Как когда-то Тина незабвенно стремилась заработать больше количество баллов рейтинга, так сейчас с не меньшим рвением она хотела от этого уровня избавиться. Хоть совершай преступление. Сделала глупость, проговорилась Саше, что готова сделать что-нибудь противоправное, чтобы с нее сняли баллы, или подарить их кому-то. Он сразу перекрутил это по-своему. Так что теперь оставалось только сидеть за семью замками и кусать локти. Переживала за Сашу. После случившегося в его день рождения не смогла даже увидеться с ним — только в сети. Услышала все такие же односложные ответы на вопросы, как и в течение последних нескольких недель.
* * *
Саша Линник воспринял свое переселение в бункер службы безопасности, как следующую ступень превращения в сетевой дрон. Невольно возникли ассоциации с его пиксельным Гулякой. У того тоже была своя каморка, в которой он спал, пока Саши не было перед компом. Где они только не бывали. Скучно точно не было. Потом Гуляка все реже стал ходить гулять, больше работать. Он же, Саша Линник, вообще превратился в рабочий модуль. Игры закончились окончательно и бесповоротно.

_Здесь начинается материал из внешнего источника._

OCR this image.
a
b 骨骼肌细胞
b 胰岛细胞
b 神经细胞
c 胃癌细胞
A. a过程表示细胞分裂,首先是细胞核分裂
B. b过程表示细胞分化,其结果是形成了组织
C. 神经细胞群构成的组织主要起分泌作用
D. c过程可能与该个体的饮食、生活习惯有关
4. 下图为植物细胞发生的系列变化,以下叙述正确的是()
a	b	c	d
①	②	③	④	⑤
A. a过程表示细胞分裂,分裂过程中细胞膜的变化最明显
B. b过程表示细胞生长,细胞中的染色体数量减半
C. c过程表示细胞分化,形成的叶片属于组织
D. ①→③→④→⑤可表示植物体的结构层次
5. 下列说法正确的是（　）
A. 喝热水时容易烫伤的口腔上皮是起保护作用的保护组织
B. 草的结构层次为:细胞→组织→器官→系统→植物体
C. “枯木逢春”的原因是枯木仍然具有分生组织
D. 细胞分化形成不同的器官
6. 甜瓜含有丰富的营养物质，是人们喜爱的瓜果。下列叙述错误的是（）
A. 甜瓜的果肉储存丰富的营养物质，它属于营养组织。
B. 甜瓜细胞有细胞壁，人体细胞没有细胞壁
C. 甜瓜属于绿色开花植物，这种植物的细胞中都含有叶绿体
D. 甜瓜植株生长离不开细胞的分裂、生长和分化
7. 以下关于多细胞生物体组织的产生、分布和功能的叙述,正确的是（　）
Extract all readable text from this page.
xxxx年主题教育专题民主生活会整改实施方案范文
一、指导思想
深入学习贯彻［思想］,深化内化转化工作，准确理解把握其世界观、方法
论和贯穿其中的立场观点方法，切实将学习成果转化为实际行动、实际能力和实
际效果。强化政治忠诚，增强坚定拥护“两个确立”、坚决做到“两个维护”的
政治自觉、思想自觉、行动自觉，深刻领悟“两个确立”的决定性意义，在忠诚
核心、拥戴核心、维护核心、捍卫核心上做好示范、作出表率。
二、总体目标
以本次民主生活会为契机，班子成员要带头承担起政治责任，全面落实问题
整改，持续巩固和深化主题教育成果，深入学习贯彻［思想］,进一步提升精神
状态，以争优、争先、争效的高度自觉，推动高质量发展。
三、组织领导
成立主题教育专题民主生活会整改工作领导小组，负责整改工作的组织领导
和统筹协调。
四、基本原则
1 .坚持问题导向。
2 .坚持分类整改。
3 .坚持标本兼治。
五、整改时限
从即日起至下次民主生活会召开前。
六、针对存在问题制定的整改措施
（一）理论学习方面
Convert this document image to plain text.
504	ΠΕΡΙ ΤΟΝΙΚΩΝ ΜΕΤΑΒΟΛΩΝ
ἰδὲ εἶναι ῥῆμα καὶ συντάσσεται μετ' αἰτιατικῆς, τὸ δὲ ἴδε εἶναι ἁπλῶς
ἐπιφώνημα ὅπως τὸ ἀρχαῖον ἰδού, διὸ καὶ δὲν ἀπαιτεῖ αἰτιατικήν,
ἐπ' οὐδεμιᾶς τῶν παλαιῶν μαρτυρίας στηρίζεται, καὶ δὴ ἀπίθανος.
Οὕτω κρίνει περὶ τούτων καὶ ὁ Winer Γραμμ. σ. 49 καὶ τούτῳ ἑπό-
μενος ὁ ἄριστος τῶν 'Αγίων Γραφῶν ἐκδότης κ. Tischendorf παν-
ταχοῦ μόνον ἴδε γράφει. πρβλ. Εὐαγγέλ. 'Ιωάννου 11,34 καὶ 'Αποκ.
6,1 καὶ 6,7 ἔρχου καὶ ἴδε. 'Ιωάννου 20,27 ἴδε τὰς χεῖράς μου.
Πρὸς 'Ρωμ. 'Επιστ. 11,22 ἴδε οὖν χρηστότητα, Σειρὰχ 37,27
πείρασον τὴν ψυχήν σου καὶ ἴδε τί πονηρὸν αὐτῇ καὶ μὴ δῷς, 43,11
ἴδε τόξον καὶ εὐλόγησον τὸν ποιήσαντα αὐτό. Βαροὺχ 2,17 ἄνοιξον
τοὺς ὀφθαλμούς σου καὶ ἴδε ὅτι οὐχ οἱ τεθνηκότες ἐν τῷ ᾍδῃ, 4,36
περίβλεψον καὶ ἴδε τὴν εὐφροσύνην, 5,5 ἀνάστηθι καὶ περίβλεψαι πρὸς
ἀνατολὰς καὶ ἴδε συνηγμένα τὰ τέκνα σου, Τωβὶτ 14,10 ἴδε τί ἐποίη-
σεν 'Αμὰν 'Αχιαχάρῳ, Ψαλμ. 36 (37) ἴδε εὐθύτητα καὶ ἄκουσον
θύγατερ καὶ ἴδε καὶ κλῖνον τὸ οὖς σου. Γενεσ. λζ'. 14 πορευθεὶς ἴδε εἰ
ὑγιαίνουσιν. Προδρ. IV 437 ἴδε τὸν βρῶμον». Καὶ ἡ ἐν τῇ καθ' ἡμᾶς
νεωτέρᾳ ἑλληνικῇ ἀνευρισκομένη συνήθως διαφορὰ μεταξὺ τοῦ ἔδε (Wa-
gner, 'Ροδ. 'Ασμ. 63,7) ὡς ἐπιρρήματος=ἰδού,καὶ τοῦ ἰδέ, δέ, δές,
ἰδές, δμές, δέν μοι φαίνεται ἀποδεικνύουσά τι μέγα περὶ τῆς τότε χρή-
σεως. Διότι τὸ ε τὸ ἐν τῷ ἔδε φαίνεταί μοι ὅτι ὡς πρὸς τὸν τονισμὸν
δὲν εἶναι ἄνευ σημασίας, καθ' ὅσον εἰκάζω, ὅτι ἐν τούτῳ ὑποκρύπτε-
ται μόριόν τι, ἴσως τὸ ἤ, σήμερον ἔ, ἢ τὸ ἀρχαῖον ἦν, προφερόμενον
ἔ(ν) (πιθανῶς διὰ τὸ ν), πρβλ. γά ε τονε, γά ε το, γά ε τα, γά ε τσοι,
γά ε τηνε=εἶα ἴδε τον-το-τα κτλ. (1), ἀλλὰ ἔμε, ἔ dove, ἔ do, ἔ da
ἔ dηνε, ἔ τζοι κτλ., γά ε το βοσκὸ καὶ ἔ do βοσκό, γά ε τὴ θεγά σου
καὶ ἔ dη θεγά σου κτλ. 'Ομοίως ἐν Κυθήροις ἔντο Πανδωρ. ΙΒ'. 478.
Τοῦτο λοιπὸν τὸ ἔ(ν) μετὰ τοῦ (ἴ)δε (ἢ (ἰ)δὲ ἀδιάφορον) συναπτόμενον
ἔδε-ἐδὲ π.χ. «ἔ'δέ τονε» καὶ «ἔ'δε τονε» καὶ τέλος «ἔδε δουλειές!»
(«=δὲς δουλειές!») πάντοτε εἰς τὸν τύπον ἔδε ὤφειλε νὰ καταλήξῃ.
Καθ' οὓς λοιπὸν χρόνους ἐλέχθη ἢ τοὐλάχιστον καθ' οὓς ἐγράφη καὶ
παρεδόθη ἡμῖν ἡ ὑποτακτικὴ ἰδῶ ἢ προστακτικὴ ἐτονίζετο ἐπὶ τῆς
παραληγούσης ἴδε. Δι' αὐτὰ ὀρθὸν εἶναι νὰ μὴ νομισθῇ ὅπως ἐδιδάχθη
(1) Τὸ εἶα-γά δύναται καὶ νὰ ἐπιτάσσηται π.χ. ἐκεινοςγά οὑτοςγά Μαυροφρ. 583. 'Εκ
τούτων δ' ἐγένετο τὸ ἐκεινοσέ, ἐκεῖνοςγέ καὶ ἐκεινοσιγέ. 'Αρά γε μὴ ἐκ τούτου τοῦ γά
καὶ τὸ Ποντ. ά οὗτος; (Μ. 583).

Бункер, предназначенный Гуляке, располагался на минус втором этаже здания службы безопасности и представлял собой однокомнатную квартиру. Бункер имел четыре степени защиты, а это означало, что он не только не горит и не тонет, но и не выпускает желающего из него выйти.
— Временно, — уверял Петр Гольдштейн. — Пища и вода — в автоматическом режиме.
— Связь, выход в сеть, надеюсь, не запрещены? Я могу написать отцу, что не приеду?
— Через меня. Его и твою сестру мы тоже спрячем до выяснения обстоятельств. Никому нельзя выдавать твое местонахождение.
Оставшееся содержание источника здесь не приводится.